Park society president Todd Sanderson said a second vote will be taken by the society members at the organization’s upcoming annual general meeting. That meeting is expected to be held some time in October.

Sanderson said after the proposed deal with the City of Kelowna failed to win the required level of support it needed under the society’s constitution at a special meeting last week, negotiators for both the society and the city met to “tweak” the deal.

Following a suggestion by a park society member at last week’s meeting, the proposed deal now includes a clause that says the park will continue to be a park in perpetuity, regardless of whether the Rutland Park Society exists. The previous version gave the society a veto on any planned changes to the park as long as it was in existence.

Sanderson said the covenant for the park has also been rewritten in what he called plain language and the society’s board is getting pictures and detailed descriptions of the traffic calming measures the city plans to put in place on the extension of Shepherd Road that would run along what is now the wide driveway into and out of the park property. The creation of the road extension would not take away any parkland because the driveway is wider than the proposed road that would run between the park and the hall.

The city has also agreed to write into the deal that the $400,000 it has already budgeted to improve the park, should the deal be approved, is just the start. Sanderson said city hall is willing to put in writing that it is committed to completing the improvement to “the highest level of parks in the city.”

If approved, the deal would see the city take over the park and the right-of-way in return for $800,000 to the society. That would allow the city to improve the park, something that the society does not have the money to do. The society would keep the hall.

The $800,000 that the society would receive would be used to improve the hall, which Sanderson described last week as being “not up to code.”

The city wants to extend Shepherd Road out to Rutland Road as part of the deal because the road, to the east of the park, is home to Rutland’s new transit hub.

At last week’s meeting, where just under two thirds of the 102 society members who cast ballots voted in favour of the deal, the agreement was shot down because it required a minimum 75 per cent approval.

Curiously, only two-thirds approval would be required if the vote was held at the society’s annual general meeting, according to lawyers for the society.

The society now has about 150 members and all membership will have to be renewed before the AGM. Sanderson said how that will be achieved is currently being looked at.

Sanderson, whose term as president expires prior to the upcoming AGM, said he is considering running again. He said he was buoyed by the result at last week’s meeting, despite the failure to win the required level of approval.

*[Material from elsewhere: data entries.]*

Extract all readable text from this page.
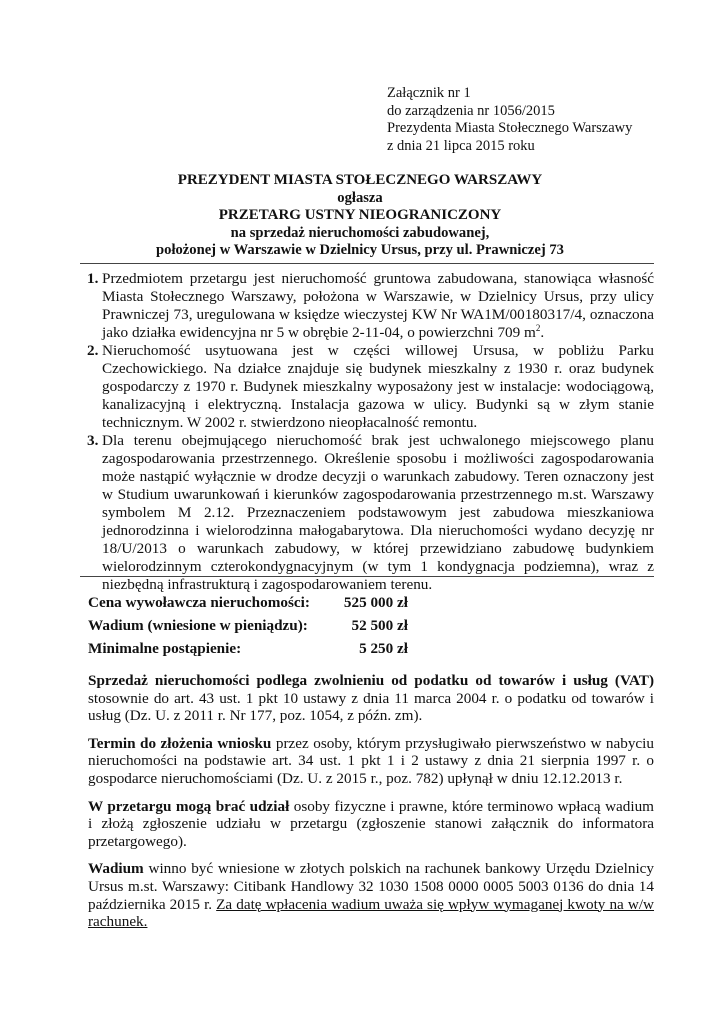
Załącznik nr 1
do zarządzenia nr 1056/2015
Prezydenta Miasta Stołecznego Warszawy
z dnia 21 lipca 2015 roku
PREZYDENT MIASTA STOŁECZNEGO WARSZAWY
ogłasza
PRZETARG USTNY NIEOGRANICZONY
na sprzedaż nieruchomości zabudowanej,
położonej w Warszawie w Dzielnicy Ursus, przy ul. Prawniczej 73
1. Przedmiotem przetargu jest nieruchomość gruntowa zabudowana, stanowiąca własność Miasta Stołecznego Warszawy, położona w Warszawie, w Dzielnicy Ursus, przy ulicy Prawniczej 73, uregulowana w księdze wieczystej KW Nr WA1M/00180317/4, oznaczona jako działka ewidencyjna nr 5 w obrębie 2-11-04, o powierzchni 709 $m^2$.
2. Nieruchomość usytuowana jest w części willowej Ursusa, w pobliżu Parku Czechowickiego. Na działce znajduje się budynek mieszkalny z 1930 r. oraz budynek gospodarczy z 1970 r. Budynek mieszkalny wyposażony jest w instalacje: wodociągową, kanalizacyjną i elektryczną. Instalacja gazowa w ulicy. Budynki są w złym stanie technicznym. W 2002 r. stwierdzono nieopłacalność remontu.
3. Dla terenu obejmującego nieruchomość brak jest uchwalonego miejscowego planu zagospodarowania przestrzennego. Określenie sposobu i możliwości zagospodarowania może nastąpić wyłącznie w drodze decyzji o warunkach zabudowy. Teren oznaczony jest w Studium uwarunkowań i kierunków zagospodarowania przestrzennego m.st. Warszawy symbolem M 2.12. Przeznaczeniem podstawowym jest zabudowa mieszkaniowa jednorodzinna i wielorodzinna małogabarytowa. Dla nieruchomości wydano decyzję nr 18/U/2013 o warunkach zabudowy, w której przewidziano zabudowę budynkiem wielorodzinnym czterokondygnacyjnym (w tym 1 kondygnacja podziemna), wraz z niezbędną infrastrukturą i zagospodarowaniem terenu.
Cena wywoławcza nieruchomości: 525 000 zł
Wadium (wniesione w pieniądzu):	52 500 zł
Minimalne postąpienie:	5 250 zł
Sprzedaż nieruchomości podlega zwolnieniu od podatku od towarów i usług (VAT) stosownie do art. 43 ust. 1 pkt 10 ustawy z dnia 11 marca 2004 r. o podatku od towarów i usług (Dz. U. z 2011 r. Nr 177, poz. 1054, z późn. zm).
Termin do złożenia wniosku przez osoby, którym przysługiwało pierwszeństwo w nabyciu nieruchomości na podstawie art. 34 ust. 1 pkt 1 i 2 ustawy z dnia 21 sierpnia 1997 r. o gospodarce nieruchomościami (Dz. U. z 2015 r., poz. 782) upłynął w dniu 12.12.2013 r.
W przetargu mogą brać udział osoby fizyczne i prawne, które terminowo wpłacą wadium i złożą zgłoszenie udziału w przetargu (zgłoszenie stanowi załącznik do informatora przetargowego).
Wadium winno być wniesione w złotych polskich na rachunek bankowy Urzędu Dzielnicy Ursus m.st. Warszawy: Citibank Handlowy 32 1030 1508 0000 0005 5003 0136 do dnia 14 października 2015 r. Za datę wpłacenia wadium uważa się wpływ wymaganej kwoty na w/w rachunek.
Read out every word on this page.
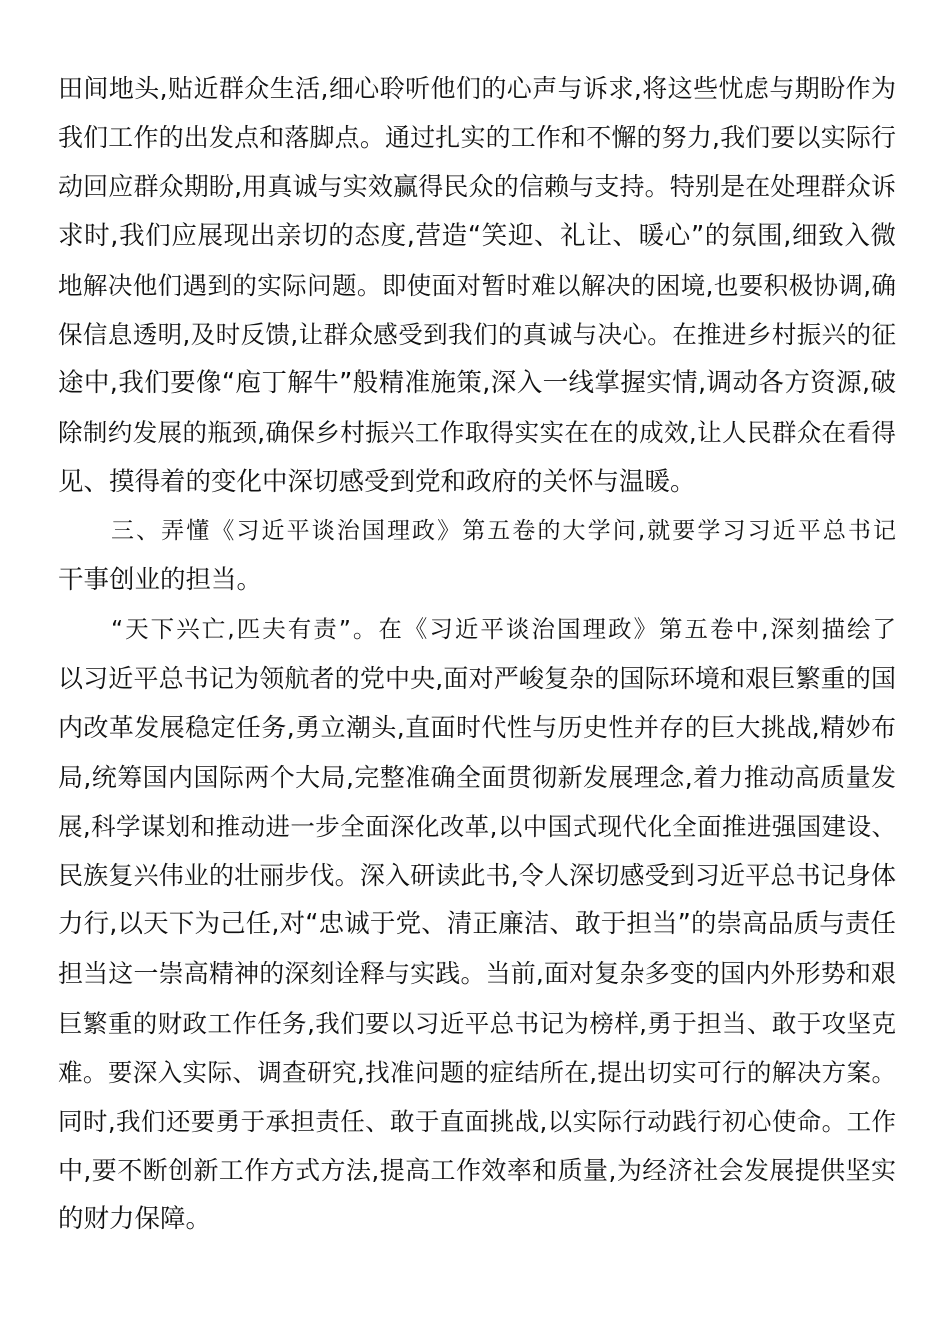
田间地头,贴近群众生活,细心聆听他们的心声与诉求,将这些忧虑与期盼作为
我们工作的出发点和落脚点。通过扎实的工作和不懈的努力,我们要以实际行
动回应群众期盼,用真诚与实效赢得民众的信赖与支持。特别是在处理群众诉
求时,我们应展现出亲切的态度,营造“笑迎、礼让、暖心”的氛围,细致入微
地解决他们遇到的实际问题。即使面对暂时难以解决的困境,也要积极协调,确
保信息透明,及时反馈,让群众感受到我们的真诚与决心。在推进乡村振兴的征
途中,我们要像“庖丁解牛”般精准施策,深入一线掌握实情,调动各方资源,破
除制约发展的瓶颈,确保乡村振兴工作取得实实在在的成效,让人民群众在看得
见、摸得着的变化中深切感受到党和政府的关怀与温暖。
三、弄懂《习近平谈治国理政》第五卷的大学问,就要学习习近平总书记
干事创业的担当。
“天下兴亡,匹夫有责”。在《习近平谈治国理政》第五卷中,深刻描绘了
以习近平总书记为领航者的党中央,面对严峻复杂的国际环境和艰巨繁重的国
内改革发展稳定任务,勇立潮头,直面时代性与历史性并存的巨大挑战,精妙布
局,统筹国内国际两个大局,完整准确全面贯彻新发展理念,着力推动高质量发
展,科学谋划和推动进一步全面深化改革,以中国式现代化全面推进强国建设、
民族复兴伟业的壮丽步伐。深入研读此书,令人深切感受到习近平总书记身体
力行,以天下为己任,对“忠诚于党、清正廉洁、敢于担当”的崇高品质与责任
担当这一崇高精神的深刻诠释与实践。当前,面对复杂多变的国内外形势和艰
巨繁重的财政工作任务,我们要以习近平总书记为榜样,勇于担当、敢于攻坚克
难。要深入实际、调查研究,找准问题的症结所在,提出切实可行的解决方案。
同时,我们还要勇于承担责任、敢于直面挑战,以实际行动践行初心使命。工作
中,要不断创新工作方式方法,提高工作效率和质量,为经济社会发展提供坚实
的财力保障。
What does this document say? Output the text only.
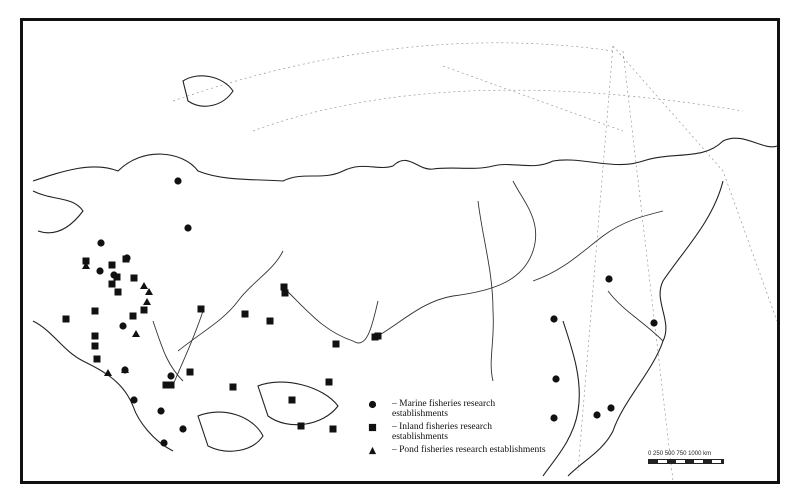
– Marine fisheries research establishments
– Inland fisheries research establishments
– Pond fisheries research establishments	0 250 500 750 1000 km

This time, he said, the board will include the need for at least 67 per cent approval in its advertising prior to the upcoming vote. Prior to the last vote, the board did not advertise the need for at least 75 per cent, leaving many supporters of the deal questioning why 63 per cent support was not enough.

Opponents of the deal last week cited concerns about a road with buses on its being so close to the park and being a possible danger for children playing in the park.

That is why the society wants clarification about the proposed traffic calming measures and to know what the speed limit will be on the road extension.